Russian crude oil tanker: archive photo of the tanker »Vladimir Monomakh« from 2020
Photo: Press Office of the Zvezda Shipy / ITAR-TASS / IMAGO
The Russian President had actually planned a harsh reaction: After the G7 countries, the EU and Australia had agreed on a price cap of 60 dollars per barrel of Russian oil, he announced that such sales would be blocked.
But according to research by the »Financial Times« (»FT«) there has been no sign of this so far.
The price cap has been in effect since December 5th.
As the newspaper reports, it used cargo data to identify seven tankers that have since loaded Russian crude oil in Baltic ports.
Refineries in India are specified as destinations.
In total, the tankers are said to have around five million barrels of oil on board.
The basis for such transport is valid insurance cover.
According to »FT«, the ships are insured with Western companies.
However, since the agreement came into force, Western insurance and brokerage services can only be used if the shipping companies can prove that they are paying less than $60 per barrel.
According to the newspaper, it checked the insurance cover, and for two ships it was only adjusted to the current conditions last week.
The Singaporean operator of the tanker "Ruby Phoenix" is quoted as saying: "We have received the necessary certification from our contractual partners that the cargo in question complies with the price caps." The other owners did not respond to inquiries.
The newspaper writes that the number of ships involved could be even higher, but in the other cases it is not absolutely clear whether the cargo is really Russian crude oil.
Hope the cap works
The Kremlin announced on Thursday that a decree from President Putin on the subject is expected in the coming days.
This should determine the reaction to the price cap.
Shortly after the decision, Kremlin spokesman Dmitry Peskov said that preparations had been made for the step: "We will not accept this upper limit."
Currently, a large part of Russian oil is sold at prices below the ceiling.

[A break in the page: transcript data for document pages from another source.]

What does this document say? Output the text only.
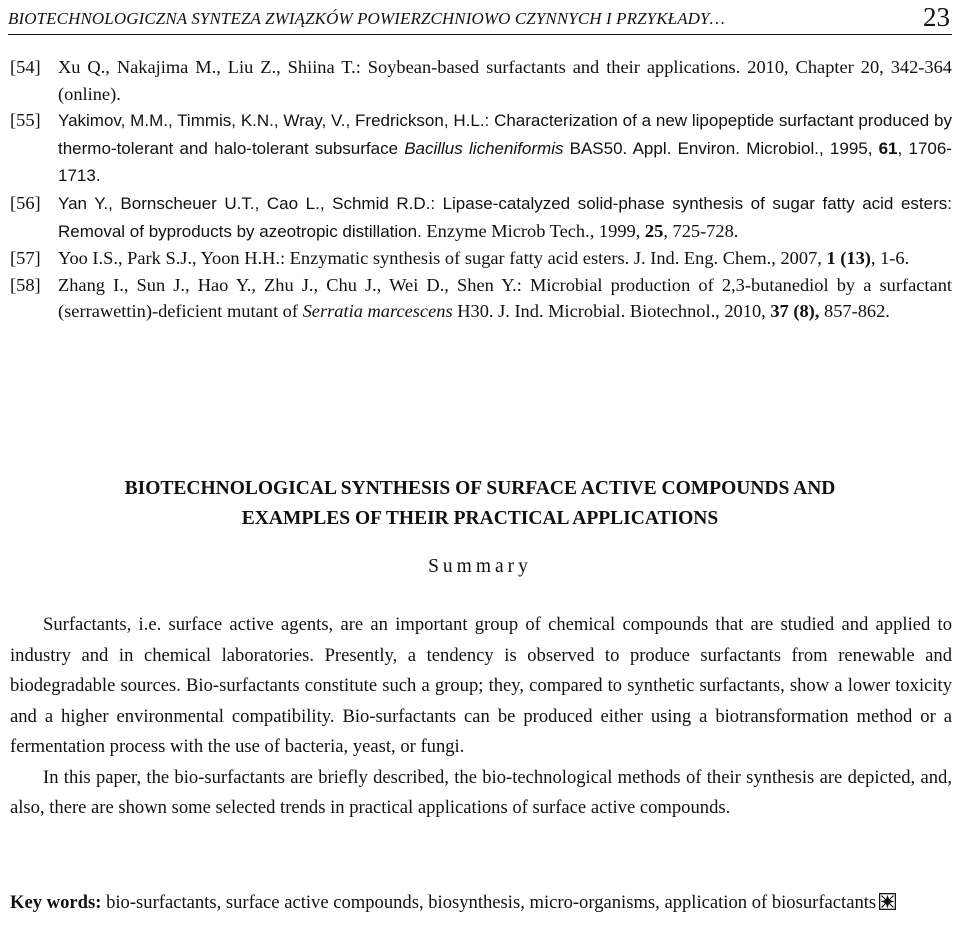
BIOTECHNOLOGICZNA SYNTEZA ZWIĄZKÓW POWIERZCHNIOWO CZYNNYCH I PRZYKŁADY…	23
[54] Xu Q., Nakajima M., Liu Z., Shiina T.: Soybean-based surfactants and their applications. 2010, Chapter 20, 342-364 (online).
[55]	Yakimov, M.M., Timmis, K.N., Wray, V., Fredrickson, H.L.: Characterization of a new lipopeptide surfactant produced by thermo-tolerant and halo-tolerant subsurface Bacillus licheniformis BAS50. Appl. Environ. Microbiol., 1995, 61, 1706-1713.
[56]	Yan Y., Bornscheuer U.T., Cao L., Schmid R.D.: Lipase-catalyzed solid-phase synthesis of sugar fatty acid esters: Removal of byproducts by azeotropic distillation. Enzyme Microb Tech., 1999, 25, 725-728.
[57] Yoo I.S., Park S.J., Yoon H.H.: Enzymatic synthesis of sugar fatty acid esters. J. Ind. Eng. Chem., 2007, 1 (13), 1-6.
[58] Zhang I., Sun J., Hao Y., Zhu J., Chu J., Wei D., Shen Y.: Microbial production of 2,3-butanediol by a surfactant (serrawettin)-deficient mutant of Serratia marcescens H30. J. Ind. Microbial. Biotechnol., 2010, 37 (8), 857-862.
BIOTECHNOLOGICAL SYNTHESIS OF SURFACE ACTIVE COMPOUNDS AND
EXAMPLES OF THEIR PRACTICAL APPLICATIONS
Summary

Surfactants, i.e. surface active agents, are an important group of chemical compounds that are studied and applied to industry and in chemical laboratories. Presently, a tendency is observed to produce surfactants from renewable and biodegradable sources. Bio-surfactants constitute such a group; they, compared to synthetic surfactants, show a lower toxicity and a higher environmental compatibility. Bio-surfactants can be produced either using a biotransformation method or a fermentation process with the use of bacteria, yeast, or fungi.

In this paper, the bio-surfactants are briefly described, the bio-technological methods of their synthesis are depicted, and, also, there are shown some selected trends in practical applications of surface active compounds.

Key words: bio-surfactants, surface active compounds, biosynthesis, micro-organisms, application of biosurfactants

Shortly before this began, the market price of the Ural variety was around 65 dollars.
Market observers are therefore hoping that the price cap could actually work.
In addition to a political freeze on deliveries by Russia, various market distortions were also feared.
With the price cap, the signatory states want to make it more difficult for Moscow to finance its war of aggression against Ukraine.
The agreement stipulates that China and India, for example, can continue to import Russian oil, but only at the maximum price that has now been decided.
The limit should also apply if the countries only handle or accompany the sale for third parties.